Ouço a animada Parada certeira e imagino Gilberto Gil morando em Uruguaiana - a ideia não é medir artistas com a régua do que está consagrado, mas mostrar que o estado de espírito que a sonoridade alegre da canção traz é o que sinto quando ouço o baiano, com um ponteado de sotaque fronteiriço.
"Eu canto o que me der na telha; eu canto para te salvar. Eu canto o meu sonho torto; eu canto para aliviar. Eu ouço o som da melodia da cidade; e as luzes desse palco vasto de vaidade.

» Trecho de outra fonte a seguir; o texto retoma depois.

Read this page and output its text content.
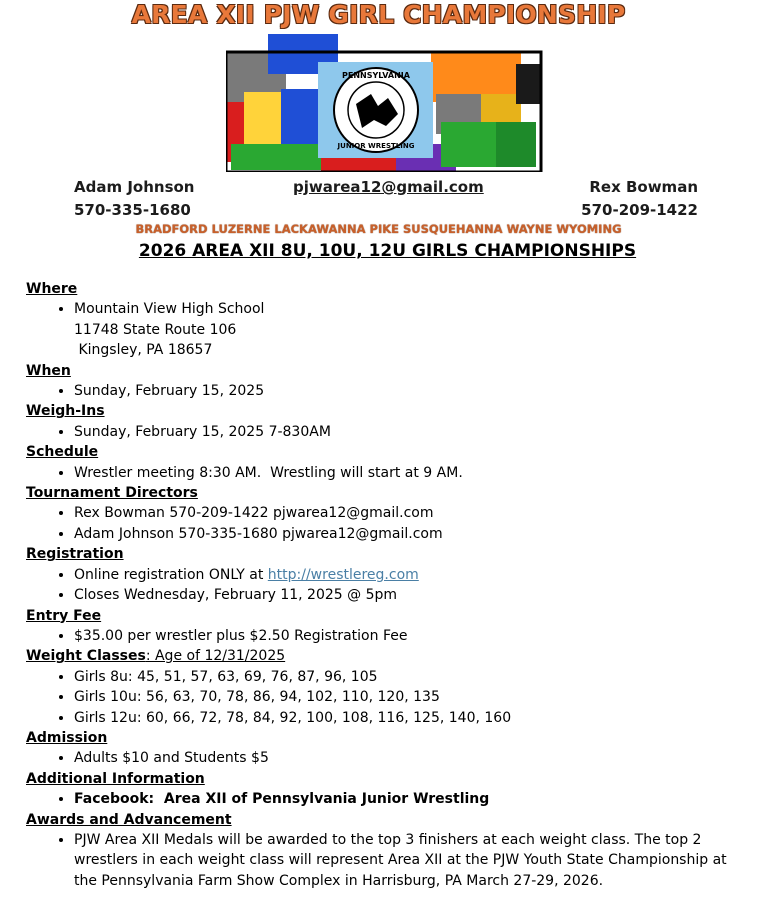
AREA XII PJW GIRL CHAMPIONSHIP
PENNSYLVANIA
JUNIOR WRESTLING
Adam Johnson
570-335-1680
pjwarea12@gmail.com	Rex Bowman
570-209-1422
BRADFORD LUZERNE LACKAWANNA PIKE SUSQUEHANNA WAYNE WYOMING
2026 AREA XII 8U, 10U, 12U GIRLS CHAMPIONSHIPS
Where
• Mountain View High School
11748 State Route 106
Kingsley, PA 18657
When
• Sunday, February 15, 2025
Weigh-Ins
• Sunday, February 15, 2025 7-830AM
Schedule
• Wrestler meeting 8:30 AM.  Wrestling will start at 9 AM.
Tournament Directors
• Rex Bowman 570-209-1422 pjwarea12@gmail.com
• Adam Johnson 570-335-1680 pjwarea12@gmail.com
Registration
• Online registration ONLY at http://wrestlereg.com
• Closes Wednesday, February 11, 2025 @ 5pm
Entry Fee
• $35.00 per wrestler plus $2.50 Registration Fee
Weight Classes: Age of 12/31/2025
• Girls 8u: 45, 51, 57, 63, 69, 76, 87, 96, 105
• Girls 10u: 56, 63, 70, 78, 86, 94, 102, 110, 120, 135
• Girls 12u: 60, 66, 72, 78, 84, 92, 100, 108, 116, 125, 140, 160
Admission
• Adults $10 and Students $5
Additional Information
• Facebook:  Area XII of Pennsylvania Junior Wrestling
Awards and Advancement
• PJW Area XII Medals will be awarded to the top 3 finishers at each weight class. The top 2 wrestlers in each weight class will represent Area XII at the PJW Youth State Championship at the Pennsylvania Farm Show Complex in Harrisburg, PA March 27-29, 2026.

É o que me faz mover; o que me faz... me faz acreditar."
Esta é Canto e conto, que vai terminando com o baixo de Solon desenhando notas que questionam o limite do sensual até a percussão esmaecer em silêncio; é a faixa mais curta do CD - maduro, pede mais do que dois minutos de atenção ao ouvinte. "Quanto mais aberta, mais a porta não nos deixa entrar", diz a música Eu, você e mais nada: ou seja, poderíamos pensar que facilitar demais a recepção de uma obra pode ser um convite a conhecer outra que tenha mais a oferecer.
Muito poderia ser escrito a partir das letras, ou, ao invés de descobrir algo na letra, talvez cobrir e recobrir a atmosfera criada, como em O silêncio do tempo, com seu "tu-din-dun-dan-dun-di-dun-don": qualquer letra ali, nesta métrica, serviria para causar algo. Afinal, como diz a faixa Bossa nossa, "não quero que tenha sentido em tudo; nem o intelecto de um cara obscuro"... "é muita palavra, falta o coração. É muito sermão e pouca oração".
Dois de voz. Dois de vós. E como disse meu amigo Xandão: dois divos.